Devant de telles annonces, la population craint pour l’indépendance du pays. Les autorités semblent en effet bien déterminées à organiser un transfert de propriété des biens publics aux fonds souverains du Golfe, avec des accords manifestement conclus à l’avance. Ainsi, avant que le premier ministre n’annonce l’introduction des ports en bourse, le groupe Abu Dhabi Ports avait déjà fait part, en novembre 2021, de son intention d’investir sérieusement dans les ports égyptiens. Mais alors que la Constitution stipulait auparavant que la propriété publique est sacrée et inviolable et que tout citoyen a le devoir de la protéger, les amendements apportés en 2014 ont supprimé toute mention du rôle des citoyens dans la protection des biens publics. Les Égyptiens se retrouvent donc privés de toute possibilité de donner leur opinion sur la vente des propriétés…, et bien sûr d’exprimer leur colère.

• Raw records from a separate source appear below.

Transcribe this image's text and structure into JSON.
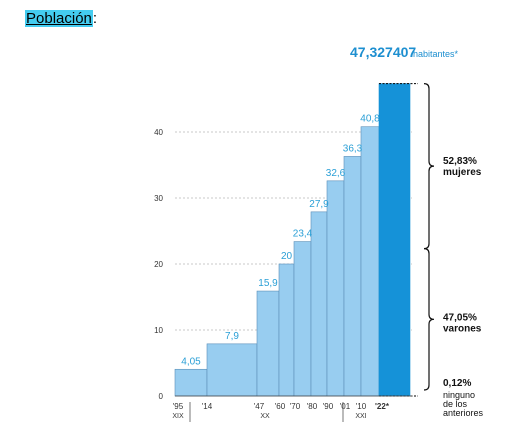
{
  "heading": {
    "label": "Población",
    "suffix": ":"
  },
  "chart_data": {
    "type": "bar",
    "x": [
      "'95",
      "'14",
      "'47",
      "'60",
      "'70",
      "'80",
      "'90",
      "'01",
      "'10",
      "'22*"
    ],
    "values": [
      4.05,
      7.9,
      15.9,
      20,
      23.4,
      27.9,
      32.6,
      36.3,
      40.8,
      47.327407
    ],
    "data_labels": [
      "4,05",
      "7,9",
      "15,9",
      "20",
      "23,4",
      "27,9",
      "32,6",
      "36,3",
      "40,8",
      "47,327407"
    ],
    "ylim": [
      0,
      50
    ],
    "yticks": [
      0,
      10,
      20,
      30,
      40
    ],
    "grid": true,
    "eras": [
      "XIX",
      "XX",
      "XXI"
    ],
    "total": {
      "value": "47,327407",
      "unit": "habitantes*"
    },
    "breakdown": [
      {
        "pct": "52,83%",
        "label": "mujeres",
        "share": 0.5283
      },
      {
        "pct": "47,05%",
        "label": "varones",
        "share": 0.4705
      },
      {
        "pct": "0,12%",
        "label": "ninguno de los anteriores",
        "share": 0.0012
      }
    ],
    "colors": {
      "bar": "#98cdf0",
      "highlight": "#1592d8",
      "label": "#2a9fd6"
    }
  }
}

Initialement publié en arabe par Assafir Al-Arabi, cet article a été gracieusement traduit et publié en français par Orient XX
1- Fin 2019, un ensemble d’actifs d’une valeur de 31,4 trillions d’euros sont passés sous sa tutelle, incluant notamment des biens appartenant aux États argentin et grec.
2- La politique du secteur public remonte au régime du président Gamal Abdel Nasser qui prit le pouvoir avec les « officiers libres » le 23 juillet 1952. Jusqu’à l’époque du président Hosni Moubarak, ces biens et sociétés représentaient environ 40 % du total du PIB de l’Égypte.
3- NDLR. Il s’agit de la chaîne de magasins la plus ancienne et la plus connue en Égypte.